International aircraft financing treaty takes effect
An international treaty intended to ease the cross-border financing and leasing of planes, helicopters and aircraft engines took effect March 1.
In November 2005, Malaysia became the eighth country to ratify the Aircraft Equipment Protocol to the Cape Town Treaty, which triggered the entry into force of the protocol four months later.
In January, Senegal became the ninth country to ratify the protocol.

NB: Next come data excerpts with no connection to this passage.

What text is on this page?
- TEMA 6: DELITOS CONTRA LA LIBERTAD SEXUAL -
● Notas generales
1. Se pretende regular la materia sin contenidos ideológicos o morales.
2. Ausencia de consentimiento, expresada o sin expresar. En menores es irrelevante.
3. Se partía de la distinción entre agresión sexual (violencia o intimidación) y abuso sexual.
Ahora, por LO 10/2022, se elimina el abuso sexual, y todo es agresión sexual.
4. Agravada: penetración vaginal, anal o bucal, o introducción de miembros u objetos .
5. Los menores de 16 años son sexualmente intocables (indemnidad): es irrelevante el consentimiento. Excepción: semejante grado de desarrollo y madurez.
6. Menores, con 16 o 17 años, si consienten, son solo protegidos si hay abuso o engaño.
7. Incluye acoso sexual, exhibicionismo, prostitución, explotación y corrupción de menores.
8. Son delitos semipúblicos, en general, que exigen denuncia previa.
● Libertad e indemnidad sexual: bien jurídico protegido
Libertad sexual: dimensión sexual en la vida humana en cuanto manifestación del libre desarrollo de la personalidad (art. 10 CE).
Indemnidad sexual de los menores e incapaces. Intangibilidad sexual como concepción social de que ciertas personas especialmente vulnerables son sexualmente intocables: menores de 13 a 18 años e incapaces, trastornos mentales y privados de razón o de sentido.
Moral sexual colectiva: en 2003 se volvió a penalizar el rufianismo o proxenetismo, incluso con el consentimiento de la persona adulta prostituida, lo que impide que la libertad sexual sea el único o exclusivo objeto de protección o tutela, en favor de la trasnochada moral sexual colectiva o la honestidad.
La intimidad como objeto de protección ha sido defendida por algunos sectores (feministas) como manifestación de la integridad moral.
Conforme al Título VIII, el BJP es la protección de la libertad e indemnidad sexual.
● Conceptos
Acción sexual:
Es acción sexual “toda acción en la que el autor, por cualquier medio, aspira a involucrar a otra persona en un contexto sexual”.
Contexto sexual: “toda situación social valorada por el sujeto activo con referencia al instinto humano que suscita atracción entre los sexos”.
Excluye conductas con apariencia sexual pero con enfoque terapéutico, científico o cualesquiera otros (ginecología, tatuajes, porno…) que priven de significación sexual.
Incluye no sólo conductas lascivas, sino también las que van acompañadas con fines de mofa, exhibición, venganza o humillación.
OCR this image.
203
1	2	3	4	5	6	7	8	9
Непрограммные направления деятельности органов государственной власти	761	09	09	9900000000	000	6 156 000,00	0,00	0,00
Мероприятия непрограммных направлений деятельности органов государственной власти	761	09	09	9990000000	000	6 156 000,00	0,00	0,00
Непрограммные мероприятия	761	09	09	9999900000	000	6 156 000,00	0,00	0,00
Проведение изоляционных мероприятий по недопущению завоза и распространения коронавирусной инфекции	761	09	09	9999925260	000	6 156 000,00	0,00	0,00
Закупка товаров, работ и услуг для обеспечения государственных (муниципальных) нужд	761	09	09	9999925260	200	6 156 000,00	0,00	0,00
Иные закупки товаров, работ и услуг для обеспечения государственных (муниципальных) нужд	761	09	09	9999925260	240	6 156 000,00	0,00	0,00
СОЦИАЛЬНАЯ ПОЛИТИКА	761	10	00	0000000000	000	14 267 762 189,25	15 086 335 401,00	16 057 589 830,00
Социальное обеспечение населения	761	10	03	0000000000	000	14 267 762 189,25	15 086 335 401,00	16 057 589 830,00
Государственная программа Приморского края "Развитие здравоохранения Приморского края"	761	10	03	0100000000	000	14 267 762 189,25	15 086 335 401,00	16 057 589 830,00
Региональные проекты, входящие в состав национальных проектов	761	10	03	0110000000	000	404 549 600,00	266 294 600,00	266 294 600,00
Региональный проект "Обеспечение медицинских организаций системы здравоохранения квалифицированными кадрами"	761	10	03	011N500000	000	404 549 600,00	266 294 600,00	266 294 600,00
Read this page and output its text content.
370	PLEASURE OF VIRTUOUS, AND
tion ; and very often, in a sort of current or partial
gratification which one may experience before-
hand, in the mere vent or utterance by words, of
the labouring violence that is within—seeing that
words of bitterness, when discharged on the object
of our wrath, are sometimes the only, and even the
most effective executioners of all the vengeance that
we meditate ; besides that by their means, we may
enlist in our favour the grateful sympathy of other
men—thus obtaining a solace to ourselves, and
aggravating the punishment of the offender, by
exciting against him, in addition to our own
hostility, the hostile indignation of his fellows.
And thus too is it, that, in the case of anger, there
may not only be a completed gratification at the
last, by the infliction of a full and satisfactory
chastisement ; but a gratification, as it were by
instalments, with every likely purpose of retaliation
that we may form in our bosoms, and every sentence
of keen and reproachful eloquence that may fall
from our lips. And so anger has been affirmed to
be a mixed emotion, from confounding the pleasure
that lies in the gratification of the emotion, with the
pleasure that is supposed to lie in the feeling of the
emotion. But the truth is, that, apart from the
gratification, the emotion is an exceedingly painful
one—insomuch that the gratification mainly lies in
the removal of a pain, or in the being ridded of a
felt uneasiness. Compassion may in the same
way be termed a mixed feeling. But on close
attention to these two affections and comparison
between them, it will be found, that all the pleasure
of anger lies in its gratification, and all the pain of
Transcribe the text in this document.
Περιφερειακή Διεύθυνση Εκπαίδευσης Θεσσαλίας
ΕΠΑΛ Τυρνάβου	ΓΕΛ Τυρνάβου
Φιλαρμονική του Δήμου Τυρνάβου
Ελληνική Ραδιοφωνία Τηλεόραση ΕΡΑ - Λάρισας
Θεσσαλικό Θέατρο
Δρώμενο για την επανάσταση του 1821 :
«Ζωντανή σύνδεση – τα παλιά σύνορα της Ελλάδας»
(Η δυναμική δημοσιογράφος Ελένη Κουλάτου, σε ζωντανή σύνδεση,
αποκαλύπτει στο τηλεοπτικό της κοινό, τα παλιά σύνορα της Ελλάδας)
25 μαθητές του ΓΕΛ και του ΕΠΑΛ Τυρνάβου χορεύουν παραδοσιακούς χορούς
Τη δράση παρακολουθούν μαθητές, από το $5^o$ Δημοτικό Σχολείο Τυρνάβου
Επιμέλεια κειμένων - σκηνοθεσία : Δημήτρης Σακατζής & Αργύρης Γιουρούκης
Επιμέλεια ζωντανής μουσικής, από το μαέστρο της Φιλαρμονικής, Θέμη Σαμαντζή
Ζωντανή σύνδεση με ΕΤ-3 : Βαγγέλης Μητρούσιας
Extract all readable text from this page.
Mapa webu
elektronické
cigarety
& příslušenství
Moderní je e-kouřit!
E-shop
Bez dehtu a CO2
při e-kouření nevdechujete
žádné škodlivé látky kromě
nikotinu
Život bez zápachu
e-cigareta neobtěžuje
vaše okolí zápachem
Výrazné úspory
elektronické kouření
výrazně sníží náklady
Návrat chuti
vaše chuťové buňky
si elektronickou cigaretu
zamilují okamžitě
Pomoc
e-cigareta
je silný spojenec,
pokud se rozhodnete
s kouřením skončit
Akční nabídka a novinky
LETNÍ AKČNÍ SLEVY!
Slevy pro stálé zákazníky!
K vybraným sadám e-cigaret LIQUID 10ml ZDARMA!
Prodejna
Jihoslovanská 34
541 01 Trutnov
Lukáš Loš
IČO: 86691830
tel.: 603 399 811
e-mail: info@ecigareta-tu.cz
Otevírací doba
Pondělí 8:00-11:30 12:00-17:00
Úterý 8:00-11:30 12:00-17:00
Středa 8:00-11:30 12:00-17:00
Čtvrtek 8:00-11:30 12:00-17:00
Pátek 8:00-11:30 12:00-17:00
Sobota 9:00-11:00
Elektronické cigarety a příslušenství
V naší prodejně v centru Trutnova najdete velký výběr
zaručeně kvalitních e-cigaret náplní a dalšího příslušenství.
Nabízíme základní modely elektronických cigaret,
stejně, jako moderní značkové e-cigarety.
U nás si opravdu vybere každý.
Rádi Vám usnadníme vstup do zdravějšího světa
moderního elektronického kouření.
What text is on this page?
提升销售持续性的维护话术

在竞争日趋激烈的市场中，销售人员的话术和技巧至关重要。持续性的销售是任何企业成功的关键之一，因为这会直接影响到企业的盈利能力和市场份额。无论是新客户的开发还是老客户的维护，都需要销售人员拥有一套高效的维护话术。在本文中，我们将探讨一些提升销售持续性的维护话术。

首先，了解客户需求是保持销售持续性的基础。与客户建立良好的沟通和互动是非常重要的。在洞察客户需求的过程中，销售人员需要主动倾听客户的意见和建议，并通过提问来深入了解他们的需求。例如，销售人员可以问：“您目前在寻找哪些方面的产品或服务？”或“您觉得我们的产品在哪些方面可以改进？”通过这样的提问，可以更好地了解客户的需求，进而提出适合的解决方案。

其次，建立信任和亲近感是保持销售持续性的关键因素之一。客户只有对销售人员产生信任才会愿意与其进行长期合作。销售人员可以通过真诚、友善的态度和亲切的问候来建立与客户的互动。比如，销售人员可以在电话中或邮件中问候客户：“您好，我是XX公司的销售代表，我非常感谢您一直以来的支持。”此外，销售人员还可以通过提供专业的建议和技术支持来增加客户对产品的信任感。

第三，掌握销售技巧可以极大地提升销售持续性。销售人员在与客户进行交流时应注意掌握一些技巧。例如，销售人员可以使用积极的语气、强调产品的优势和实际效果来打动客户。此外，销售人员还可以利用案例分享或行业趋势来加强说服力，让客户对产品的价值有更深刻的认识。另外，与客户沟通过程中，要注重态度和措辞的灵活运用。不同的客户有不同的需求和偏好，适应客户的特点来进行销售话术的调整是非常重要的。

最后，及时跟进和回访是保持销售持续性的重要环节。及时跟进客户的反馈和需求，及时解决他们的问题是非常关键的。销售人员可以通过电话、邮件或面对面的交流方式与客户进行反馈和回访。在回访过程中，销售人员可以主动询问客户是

Other countries that have ratified the protocol are Ethiopia, Ireland, Nigeria, Oman, Pakistan, Panama and the United States.
The Bush administration urged other countries to ratify the treaty, citing benefits to trade in aircraft equipment.
In a statement, James H. Lambright, acting U.S. Export-Import Bank president and chairman, said the treaty provides “greater predictability for aircraft financiers by significantly reducing the legal risks associated with cross-border, asset-backed aircraft financings.
“Airlines located in countries that have ratified and fully implemented the Cape Town Treaty can anticipate increased availability of commercial aircraft financing, and more attractive aircraft financing terms,” he said.
Since 2003, Ex-Im Bank has offered a one-third reduction of its exposure fee on asset-backed financings of new U.S.-made large commercial planes for buyers in countries that ratify and implement the Cape Town Treaty and the related aircraft protocol. Ex-Im Bank’s offer applies to approvals issued to these buyers through Sept. 30.
The Cape Town Treaty, which was concluded in November 2001, establishes a commercially oriented, comprehensive international legal framework to protect security and leasing interests in aircraft equipment. To date, the treaty has been signed by 28 countries and ratified by nine countries.